Who to believe? Multiple points of information and disinformation in the public domain mean the only certainty is, whatever opinion is voiced, there will be a dissenting voice.
“Oh no there won’t” – See! Cased proven!
This is sadly reminiscent of business reporting. Too often, individuals want to present the best possible case, or don’t even have enough facts to present a case at all. Either way they probably shouldn’t describe the circumstances as complete without more details. But, unfortunately they do.
This is misguided and, to the inexperienced or time constrained manager, it is misleading. Far better to be open (AKA brutally honest) about shortcomings of the known situation. Be honest about the details that are missing.
Sales people, those eternal picture painters, could qualify for the prize of biggest culprits. And, to be honest, if there’s a prize involved they’ll always be in the queue. That’s why we love them like we do.
A sales manager who, some time ago, worked for me would boil this vagueness down for the simple minded. Him or me I’m not sure. He’d use the same two numbers to describe every daily and weekly success.
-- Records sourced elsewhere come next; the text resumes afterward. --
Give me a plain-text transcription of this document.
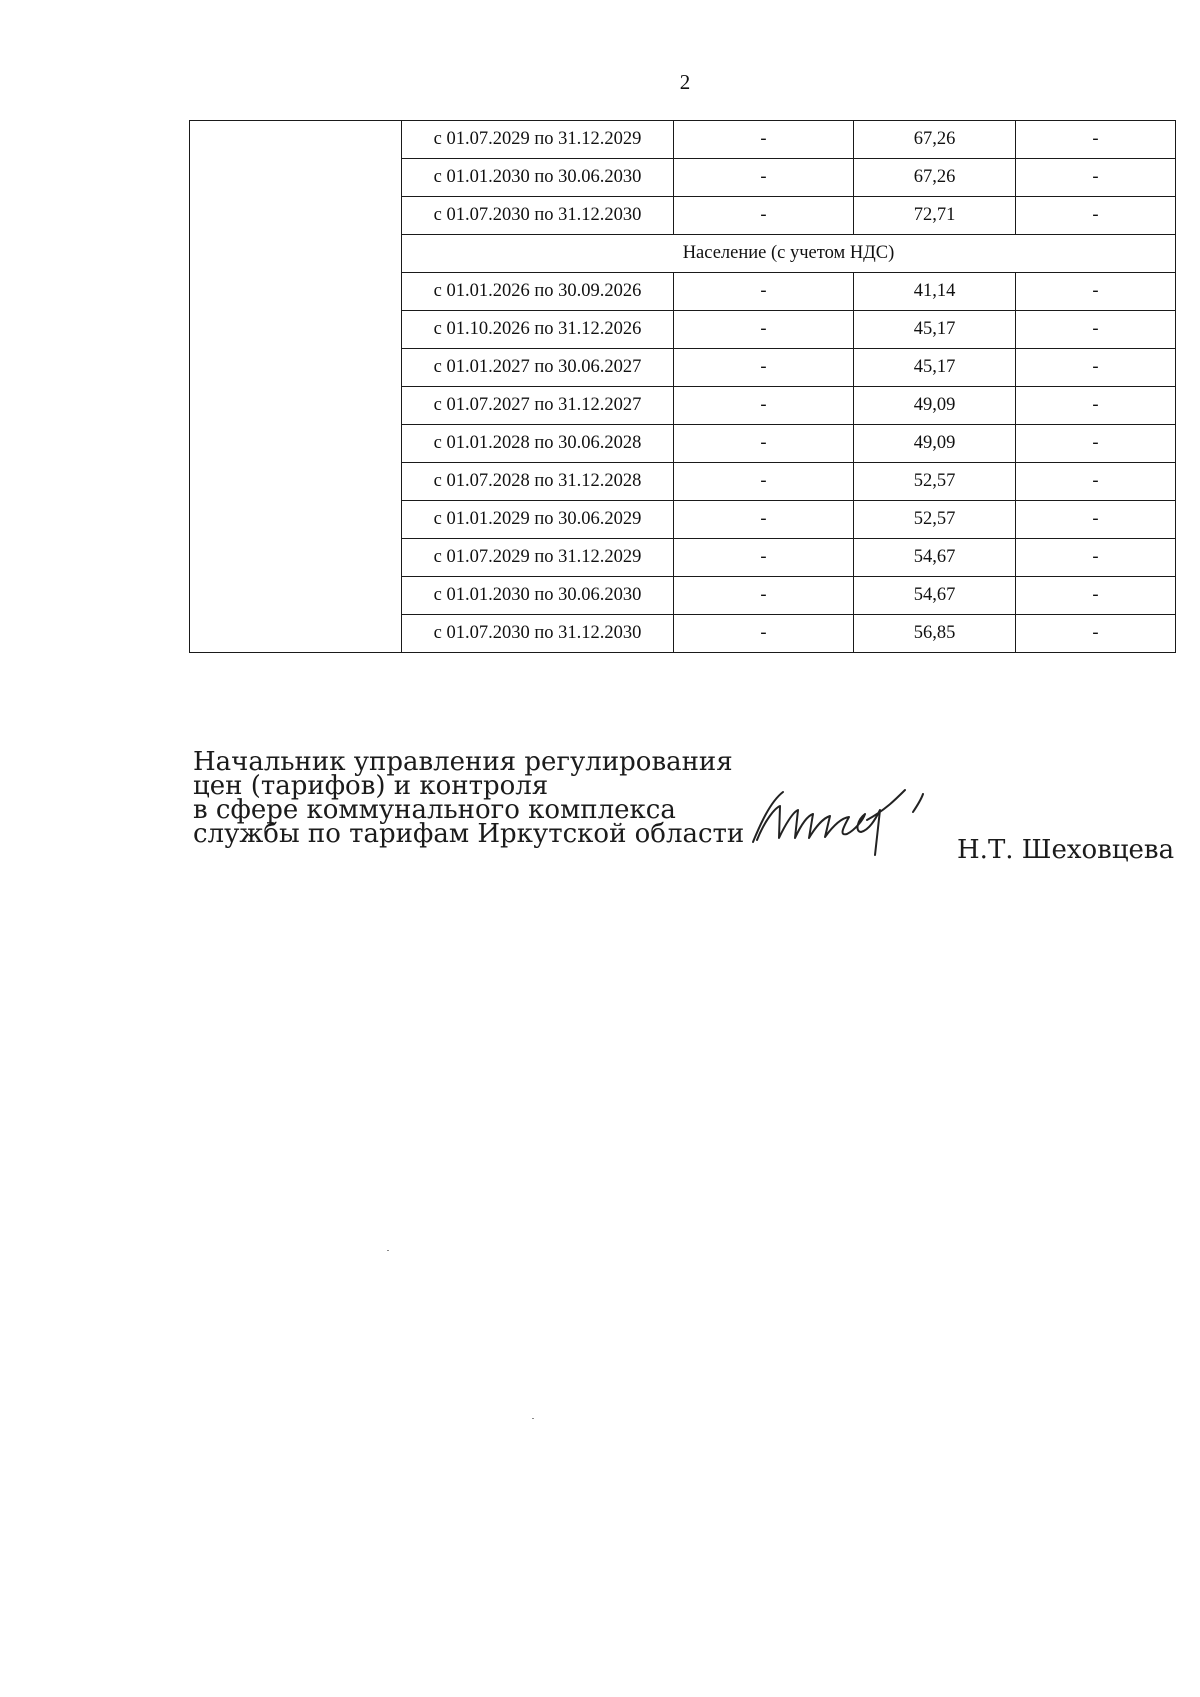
2
	с 01.07.2029 по 31.12.2029	-	67,26	-
	с 01.01.2030 по 30.06.2030	-	67,26	-
	с 01.07.2030 по 31.12.2030	-	72,71	-
	Население (с учетом НДС)			
	с 01.01.2026 по 30.09.2026	-	41,14	-
	с 01.10.2026 по 31.12.2026	-	45,17	-
	с 01.01.2027 по 30.06.2027	-	45,17	-
	с 01.07.2027 по 31.12.2027	-	49,09	-
	с 01.01.2028 по 30.06.2028	-	49,09	-
	с 01.07.2028 по 31.12.2028	-	52,57	-
	с 01.01.2029 по 30.06.2029	-	52,57	-
	с 01.07.2029 по 31.12.2029	-	54,67	-
	с 01.01.2030 по 30.06.2030	-	54,67	-
	с 01.07.2030 по 31.12.2030	-	56,85	-
Начальник управления регулирования
цен (тарифов) и контроля
в сфере коммунального комплекса
службы по тарифам Иркутской области
Н.Т. Шеховцева
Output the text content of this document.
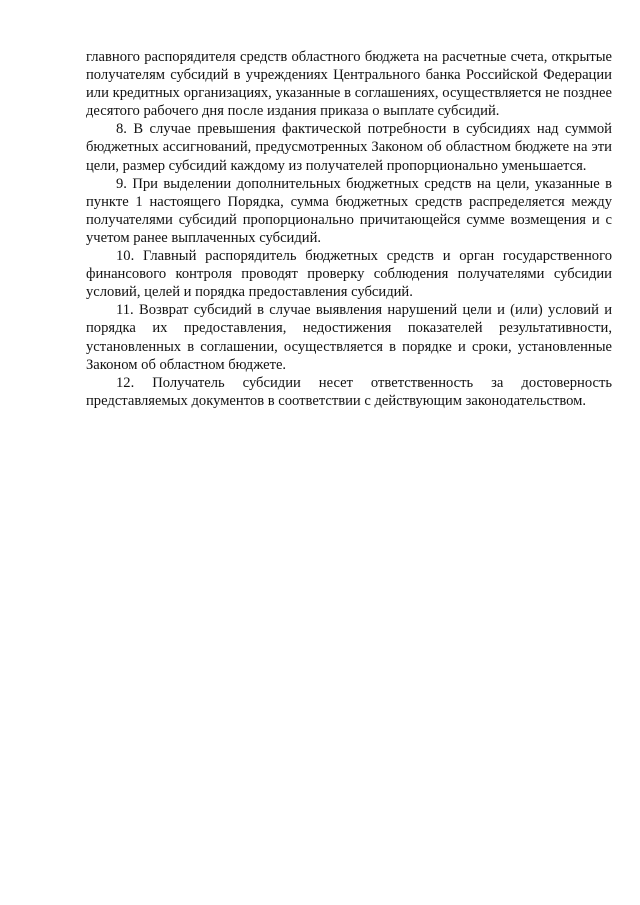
главного распорядителя средств областного бюджета на расчетные счета, открытые получателям субсидий в учреждениях Центрального банка Российской Федерации или кредитных организациях, указанные в соглашениях, осуществляется не позднее десятого рабочего дня после издания приказа о выплате субсидий.

8. В случае превышения фактической потребности в субсидиях над суммой бюджетных ассигнований, предусмотренных Законом об областном бюджете на эти цели, размер субсидий каждому из получателей пропорционально уменьшается.

9. При выделении дополнительных бюджетных средств на цели, указанные в пункте 1 настоящего Порядка, сумма бюджетных средств распределяется между получателями субсидий пропорционально причитающейся сумме возмещения и с учетом ранее выплаченных субсидий.

10. Главный распорядитель бюджетных средств и орган государственного финансового контроля проводят проверку соблюдения получателями субсидии условий, целей и порядка предоставления субсидий.

11. Возврат субсидий в случае выявления нарушений цели и (или) условий и порядка их предоставления, недостижения показателей результативности, установленных в соглашении, осуществляется в порядке и сроки, установленные Законом об областном бюджете.

12. Получатель субсидии несет ответственность за достоверность представляемых документов в соответствии с действующим законодательством.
They were (and I paraphrase for the faint hearted) “shitloads” and “sod all”. Maybe fine for the direction of travel – are we there yet dad? May be okay to gauge the sales zeitgeist or get the gist of the rainfall in Death Valley. But not to run a business, or bet your life on. The only positivity of an approach like this is that it is so broad-brush stroke it can’t possibly be wrong, and if it is wrong you can redecorate tomorrow.
Big up honesty! Myself I have settled on the informed opinion that there is no such things as “The truth”. For sure there are facts, but they get picked and chosen according to preference. This, in turn, creates a montage of the story-teller’s own imagination. It’s one designed to persuade based on their own starting point. Now this is fine if they’re totally aligned with what the business is trying to achieve. Evidence that is self-serving, or from the sort of person that starts drinking at breakfast, probably needs to be watered down.
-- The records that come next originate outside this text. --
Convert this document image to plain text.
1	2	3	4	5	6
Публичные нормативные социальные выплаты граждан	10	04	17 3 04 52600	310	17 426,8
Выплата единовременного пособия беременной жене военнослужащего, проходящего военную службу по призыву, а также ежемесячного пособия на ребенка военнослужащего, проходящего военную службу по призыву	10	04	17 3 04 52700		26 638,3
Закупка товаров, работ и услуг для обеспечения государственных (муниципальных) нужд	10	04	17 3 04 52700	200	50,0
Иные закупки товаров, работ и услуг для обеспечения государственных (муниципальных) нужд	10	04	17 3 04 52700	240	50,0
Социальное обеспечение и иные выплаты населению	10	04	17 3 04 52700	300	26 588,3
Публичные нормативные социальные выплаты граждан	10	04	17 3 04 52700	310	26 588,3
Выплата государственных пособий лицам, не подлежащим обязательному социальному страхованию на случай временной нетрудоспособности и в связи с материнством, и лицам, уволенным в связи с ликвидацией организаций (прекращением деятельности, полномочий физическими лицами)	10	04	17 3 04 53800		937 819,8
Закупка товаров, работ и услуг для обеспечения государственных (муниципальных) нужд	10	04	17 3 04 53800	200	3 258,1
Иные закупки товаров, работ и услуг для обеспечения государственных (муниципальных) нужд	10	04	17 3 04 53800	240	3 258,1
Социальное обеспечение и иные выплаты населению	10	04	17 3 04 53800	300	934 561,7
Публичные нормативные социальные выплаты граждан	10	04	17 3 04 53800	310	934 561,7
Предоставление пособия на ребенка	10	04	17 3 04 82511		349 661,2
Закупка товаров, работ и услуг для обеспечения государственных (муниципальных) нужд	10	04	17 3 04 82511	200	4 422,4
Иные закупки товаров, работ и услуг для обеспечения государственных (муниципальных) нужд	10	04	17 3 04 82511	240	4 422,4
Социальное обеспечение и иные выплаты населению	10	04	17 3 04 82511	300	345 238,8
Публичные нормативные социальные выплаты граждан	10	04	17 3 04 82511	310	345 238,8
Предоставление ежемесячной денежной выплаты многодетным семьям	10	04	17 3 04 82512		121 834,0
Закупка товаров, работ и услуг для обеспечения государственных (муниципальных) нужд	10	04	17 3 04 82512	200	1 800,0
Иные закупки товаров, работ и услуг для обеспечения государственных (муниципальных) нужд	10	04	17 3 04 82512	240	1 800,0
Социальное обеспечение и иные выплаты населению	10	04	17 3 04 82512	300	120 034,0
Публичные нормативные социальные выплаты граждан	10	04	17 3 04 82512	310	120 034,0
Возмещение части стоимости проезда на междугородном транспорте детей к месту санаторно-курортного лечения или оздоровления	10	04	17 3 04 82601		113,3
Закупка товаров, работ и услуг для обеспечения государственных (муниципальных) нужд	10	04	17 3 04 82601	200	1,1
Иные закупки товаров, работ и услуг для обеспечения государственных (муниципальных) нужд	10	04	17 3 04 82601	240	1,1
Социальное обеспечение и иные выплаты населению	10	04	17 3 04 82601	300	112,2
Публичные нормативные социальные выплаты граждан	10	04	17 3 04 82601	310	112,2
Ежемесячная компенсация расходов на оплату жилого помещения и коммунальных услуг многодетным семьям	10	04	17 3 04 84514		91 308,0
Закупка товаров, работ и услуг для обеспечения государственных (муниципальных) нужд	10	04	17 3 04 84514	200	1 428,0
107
So, understanding why managers need information at all can help their team deliver the right sort of data. Delivered in the right order, at the right intervals. Inevitably it’s the manager’s duty to ensure facts and figures received are an actual help. Tell the team quite specifically what you want to know, and crucially, what is a waste of everyone’s time (and goodwill). Communicate why and show in simple terms the context of how this will be used in the next stage of the journey. This requires work. And lo! Others will see the data the same way you see it. Could they even present it as information that will be useful? You’d better believe it.